Кемаль открыл атташе-кейс и извлек из него конверт с наличностью. Тарик сунул конверт во внутренний карман куртки. Потом он устремил на Кемаля пронзительный взгляд своих бледно-серых глаз. У того появилось неприятное ощущение, что Тарик прикидывает, как лучше с ним расправиться, если такая необходимость возникнет.

– Уверен, ты назначил мне встречу не только для того, чтобы покритиковать за убийство Ахмеда и справиться о моем здоровье. Что еще у тебя на уме?

– У меня есть кое-какие новости.

– Я слушаю.

– Человек с бульвара Царя Саула убежден, что за убийством посла в Париже стоишь ты.

– Он удивительно догадлив…

– Ари Шамрон алчет твоей крови, и премьер-министр дал ему в этом смысле "зеленый свет".

– Ари Шамрон жаждет моей смерти на протяжении многих лет. Почему это стало так важно именно сейчас?

– Потому что он собирается поручить работу по твоей ликвидации твоему старому приятелю.

– Это кому же?

Кемаль улыбнулся и наклонился поближе к собеседнику.

Глава 7

Сент-Джеймс. Лондон

Процветавшая некогда фирма "Ишервуд файн артс" со временем перебралась в перестроенное складское помещение времен королевы Виктории, находившееся на задворках квартала Сент-Джеймс, в тупичке Мейсонс-Ярд. Фирма делила помещение с офисом небольшой пароходной компании и пабом, где во множестве собирались девицы из близлежащих офисов, приезжавшие туда на мотороллерах. Висевшая на первом этаже вывеска "Ишервуд файн артс" ставила обывателя в известность, что галерея специализируется на работах старых мастеров. Кроме того, там сообщалось, что владелец галереи, Джулиан Ишервуд, является членом Ассоциации лондонских торговцев предметами искусства и что его коллекцию можно увидеть только по предварительной договоренности. Отмечалось также, что у галереи есть дочерние фирмы в Венеции и Соединенных Штатах, хотя они, правду сказать, давно уже закрылись – просто Ишервуду не хватало смелости или денег, чтобы сменить вывеску, приведя ее в соответствие с современным, далеко не блестящим положением дел.

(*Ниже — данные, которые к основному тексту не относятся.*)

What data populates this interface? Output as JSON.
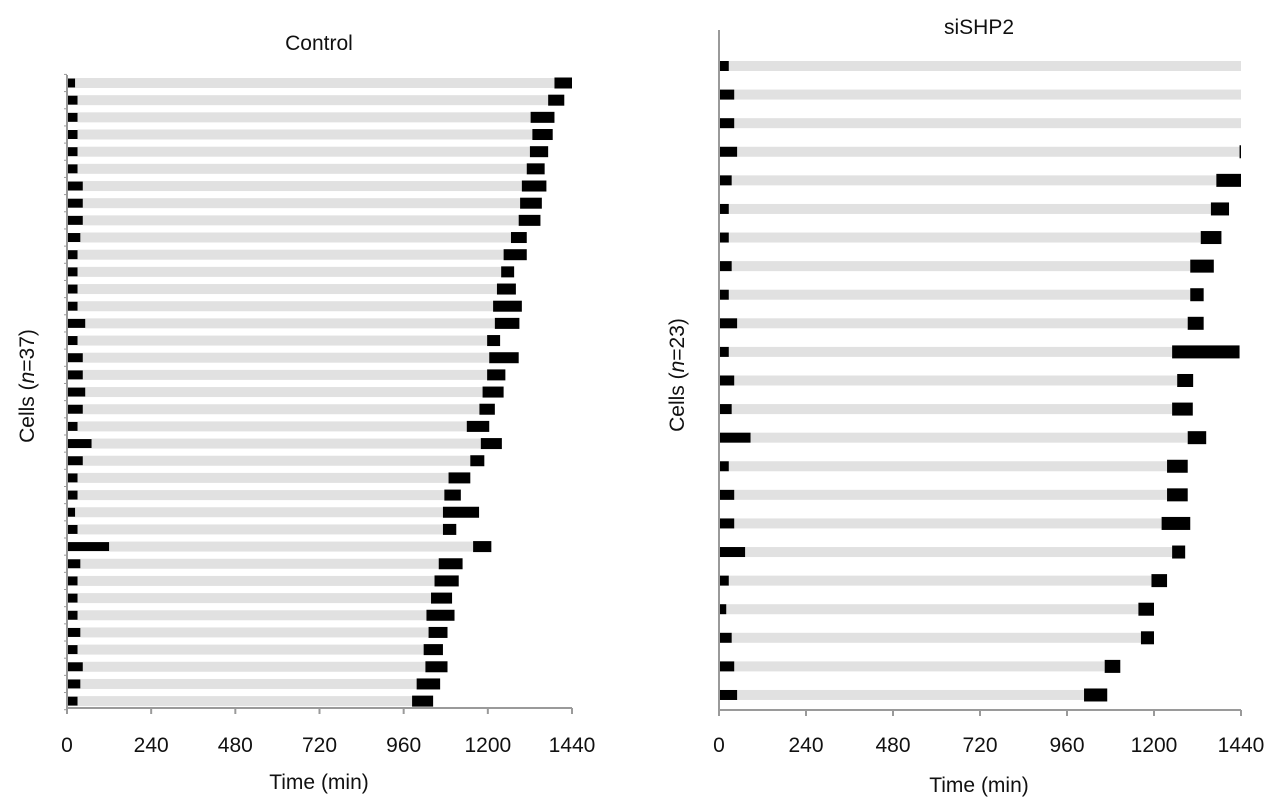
{
  "colors": {
    "phase_a": "#000000",
    "phase_b": "#e1e1e1",
    "axis": "#9a9a9a",
    "text": "#111111"
  },
  "chart_data": [
    {
      "type": "bar",
      "subtype": "horizontal-stacked-timeline",
      "title": "Control",
      "xlabel": "Time (min)",
      "ylabel_parts": [
        "Cells (",
        "n",
        "=37)"
      ],
      "xlim": [
        0,
        1440
      ],
      "xticks": [
        0,
        240,
        480,
        720,
        960,
        1200,
        1440
      ],
      "n": 37,
      "series_encoding": "each cell: [black start-end, gray until next black, black start-end]",
      "cells": [
        {
          "a": [
            0,
            23
          ],
          "b": [
            1390,
            1440
          ]
        },
        {
          "a": [
            0,
            30
          ],
          "b": [
            1372,
            1418
          ]
        },
        {
          "a": [
            0,
            30
          ],
          "b": [
            1322,
            1390
          ]
        },
        {
          "a": [
            0,
            30
          ],
          "b": [
            1327,
            1385
          ]
        },
        {
          "a": [
            0,
            30
          ],
          "b": [
            1320,
            1372
          ]
        },
        {
          "a": [
            0,
            30
          ],
          "b": [
            1311,
            1362
          ]
        },
        {
          "a": [
            0,
            45
          ],
          "b": [
            1297,
            1367
          ]
        },
        {
          "a": [
            0,
            45
          ],
          "b": [
            1292,
            1354
          ]
        },
        {
          "a": [
            0,
            45
          ],
          "b": [
            1288,
            1350
          ]
        },
        {
          "a": [
            0,
            38
          ],
          "b": [
            1266,
            1311
          ]
        },
        {
          "a": [
            0,
            30
          ],
          "b": [
            1245,
            1311
          ]
        },
        {
          "a": [
            0,
            30
          ],
          "b": [
            1238,
            1275
          ]
        },
        {
          "a": [
            0,
            30
          ],
          "b": [
            1226,
            1280
          ]
        },
        {
          "a": [
            0,
            30
          ],
          "b": [
            1215,
            1297
          ]
        },
        {
          "a": [
            0,
            52
          ],
          "b": [
            1220,
            1290
          ]
        },
        {
          "a": [
            0,
            30
          ],
          "b": [
            1198,
            1235
          ]
        },
        {
          "a": [
            0,
            45
          ],
          "b": [
            1204,
            1288
          ]
        },
        {
          "a": [
            0,
            45
          ],
          "b": [
            1198,
            1250
          ]
        },
        {
          "a": [
            0,
            52
          ],
          "b": [
            1185,
            1245
          ]
        },
        {
          "a": [
            0,
            45
          ],
          "b": [
            1176,
            1220
          ]
        },
        {
          "a": [
            0,
            30
          ],
          "b": [
            1140,
            1204
          ]
        },
        {
          "a": [
            0,
            70
          ],
          "b": [
            1180,
            1240
          ]
        },
        {
          "a": [
            0,
            45
          ],
          "b": [
            1150,
            1190
          ]
        },
        {
          "a": [
            0,
            30
          ],
          "b": [
            1088,
            1150
          ]
        },
        {
          "a": [
            0,
            30
          ],
          "b": [
            1076,
            1123
          ]
        },
        {
          "a": [
            0,
            23
          ],
          "b": [
            1072,
            1175
          ]
        },
        {
          "a": [
            0,
            30
          ],
          "b": [
            1072,
            1110
          ]
        },
        {
          "a": [
            0,
            120
          ],
          "b": [
            1158,
            1210
          ]
        },
        {
          "a": [
            0,
            38
          ],
          "b": [
            1060,
            1128
          ]
        },
        {
          "a": [
            0,
            30
          ],
          "b": [
            1048,
            1117
          ]
        },
        {
          "a": [
            0,
            30
          ],
          "b": [
            1038,
            1098
          ]
        },
        {
          "a": [
            0,
            30
          ],
          "b": [
            1025,
            1105
          ]
        },
        {
          "a": [
            0,
            38
          ],
          "b": [
            1031,
            1085
          ]
        },
        {
          "a": [
            0,
            30
          ],
          "b": [
            1017,
            1072
          ]
        },
        {
          "a": [
            0,
            45
          ],
          "b": [
            1022,
            1085
          ]
        },
        {
          "a": [
            0,
            38
          ],
          "b": [
            997,
            1064
          ]
        },
        {
          "a": [
            0,
            30
          ],
          "b": [
            984,
            1044
          ]
        }
      ]
    },
    {
      "type": "bar",
      "subtype": "horizontal-stacked-timeline",
      "title": "siSHP2",
      "xlabel": "Time (min)",
      "ylabel_parts": [
        "Cells (",
        "n",
        "=23)"
      ],
      "xlim": [
        0,
        1440
      ],
      "xticks": [
        0,
        240,
        480,
        720,
        960,
        1200,
        1440
      ],
      "n": 23,
      "series_encoding": "each cell: [black start-end, gray until next black, black start-end]",
      "cells": [
        {
          "a": [
            0,
            27
          ],
          "b": null
        },
        {
          "a": [
            0,
            42
          ],
          "b": null
        },
        {
          "a": [
            0,
            42
          ],
          "b": null
        },
        {
          "a": [
            0,
            50
          ],
          "b": [
            1436,
            1440
          ]
        },
        {
          "a": [
            0,
            35
          ],
          "b": [
            1372,
            1440
          ]
        },
        {
          "a": [
            0,
            27
          ],
          "b": [
            1357,
            1407
          ]
        },
        {
          "a": [
            0,
            27
          ],
          "b": [
            1329,
            1386
          ]
        },
        {
          "a": [
            0,
            35
          ],
          "b": [
            1300,
            1365
          ]
        },
        {
          "a": [
            0,
            27
          ],
          "b": [
            1300,
            1337
          ]
        },
        {
          "a": [
            0,
            50
          ],
          "b": [
            1293,
            1337
          ]
        },
        {
          "a": [
            0,
            27
          ],
          "b": [
            1250,
            1436
          ]
        },
        {
          "a": [
            0,
            42
          ],
          "b": [
            1264,
            1308
          ]
        },
        {
          "a": [
            0,
            35
          ],
          "b": [
            1250,
            1307
          ]
        },
        {
          "a": [
            0,
            87
          ],
          "b": [
            1293,
            1344
          ]
        },
        {
          "a": [
            0,
            27
          ],
          "b": [
            1236,
            1293
          ]
        },
        {
          "a": [
            0,
            42
          ],
          "b": [
            1236,
            1293
          ]
        },
        {
          "a": [
            0,
            42
          ],
          "b": [
            1221,
            1300
          ]
        },
        {
          "a": [
            0,
            72
          ],
          "b": [
            1250,
            1286
          ]
        },
        {
          "a": [
            0,
            27
          ],
          "b": [
            1193,
            1236
          ]
        },
        {
          "a": [
            0,
            20
          ],
          "b": [
            1157,
            1200
          ]
        },
        {
          "a": [
            0,
            35
          ],
          "b": [
            1164,
            1200
          ]
        },
        {
          "a": [
            0,
            42
          ],
          "b": [
            1064,
            1107
          ]
        },
        {
          "a": [
            0,
            50
          ],
          "b": [
            1007,
            1071
          ]
        }
      ]
    }
  ]
}
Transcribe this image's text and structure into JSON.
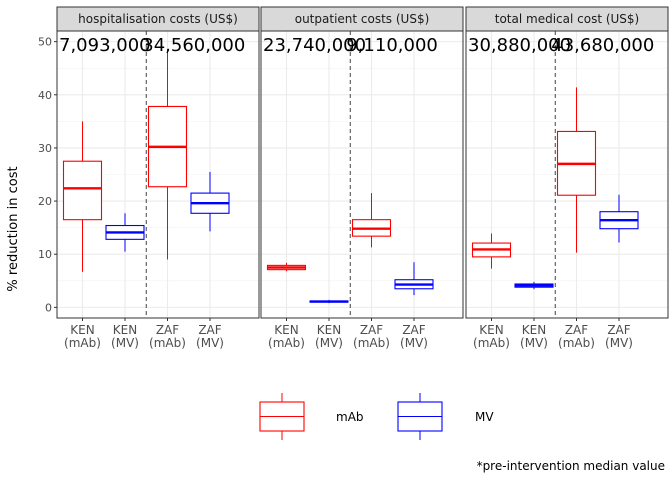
{
  "chart_data": {
    "type": "boxplot",
    "ylabel": "% reduction in cost",
    "ylim": [
      -2,
      52
    ],
    "yticks": [
      0,
      10,
      20,
      30,
      40,
      50
    ],
    "grid": true,
    "categories": [
      "KEN\n(mAb)",
      "KEN\n(MV)",
      "ZAF\n(mAb)",
      "ZAF\n(MV)"
    ],
    "colors": {
      "mAb": "#ff0000",
      "MV": "#0000ff"
    },
    "legend": {
      "position": "bottom",
      "entries": [
        {
          "name": "mAb",
          "color": "#ff0000"
        },
        {
          "name": "MV",
          "color": "#0000ff"
        }
      ]
    },
    "footnote": "*pre-intervention median value",
    "panels": [
      {
        "title": "hospitalisation costs (US$)",
        "annotations": [
          "7,093,000",
          "34,560,000"
        ],
        "boxes": [
          {
            "group": "mAb",
            "min": 6.7,
            "q1": 16.5,
            "median": 22.4,
            "q3": 27.5,
            "max": 35.0
          },
          {
            "group": "MV",
            "min": 10.5,
            "q1": 12.8,
            "median": 14.1,
            "q3": 15.4,
            "max": 17.7
          },
          {
            "group": "mAb",
            "min": 9.0,
            "q1": 22.7,
            "median": 30.2,
            "q3": 37.8,
            "max": 48.5
          },
          {
            "group": "MV",
            "min": 14.3,
            "q1": 17.7,
            "median": 19.6,
            "q3": 21.5,
            "max": 25.5
          }
        ]
      },
      {
        "title": "outpatient costs (US$)",
        "annotations": [
          "23,740,000",
          "9,110,000"
        ],
        "boxes": [
          {
            "group": "mAb",
            "min": 6.8,
            "q1": 7.1,
            "median": 7.5,
            "q3": 7.9,
            "max": 8.4
          },
          {
            "group": "MV",
            "min": 0.8,
            "q1": 1.0,
            "median": 1.1,
            "q3": 1.2,
            "max": 1.4
          },
          {
            "group": "mAb",
            "min": 11.3,
            "q1": 13.4,
            "median": 14.8,
            "q3": 16.5,
            "max": 21.5
          },
          {
            "group": "MV",
            "min": 2.3,
            "q1": 3.5,
            "median": 4.3,
            "q3": 5.2,
            "max": 8.5
          }
        ]
      },
      {
        "title": "total medical cost (US$)",
        "annotations": [
          "30,880,000",
          "43,680,000"
        ],
        "boxes": [
          {
            "group": "mAb",
            "min": 7.3,
            "q1": 9.5,
            "median": 10.9,
            "q3": 12.1,
            "max": 13.9
          },
          {
            "group": "MV",
            "min": 3.4,
            "q1": 3.8,
            "median": 4.1,
            "q3": 4.4,
            "max": 4.8
          },
          {
            "group": "mAb",
            "min": 10.3,
            "q1": 21.1,
            "median": 27.0,
            "q3": 33.1,
            "max": 41.4
          },
          {
            "group": "MV",
            "min": 12.2,
            "q1": 14.8,
            "median": 16.4,
            "q3": 18.0,
            "max": 21.2
          }
        ]
      }
    ]
  }
}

Шамрон приехал в Мейсонс-Ярд в двенадцать тридцать. Его порванная летная куртка и брюки цвета хаки волшебным образом испарились; в Лондоне Шамрон носил двубортный костюм, шелковую рубашку, темно-синий галстук в тон и серое кашемировое пальто. Очки в стальной оправе уступили место более модным и стильным, на запястье у него тускло отсвечивал золотом дорогой "ролекс", а на мизинце правой руки сверкал перстень с печаткой. Отсутствие обручального кольца могло свидетельствовать об известной подвижности его сексуальных вкусов и пристрастий. Походка у Шамрона также изменилась. Манера растопыривать при ходьбе локти и слегка наклонять вперед голову исчезла, и теперь он передвигался с вальяжностью, свойственной светскому человеку и космополиту.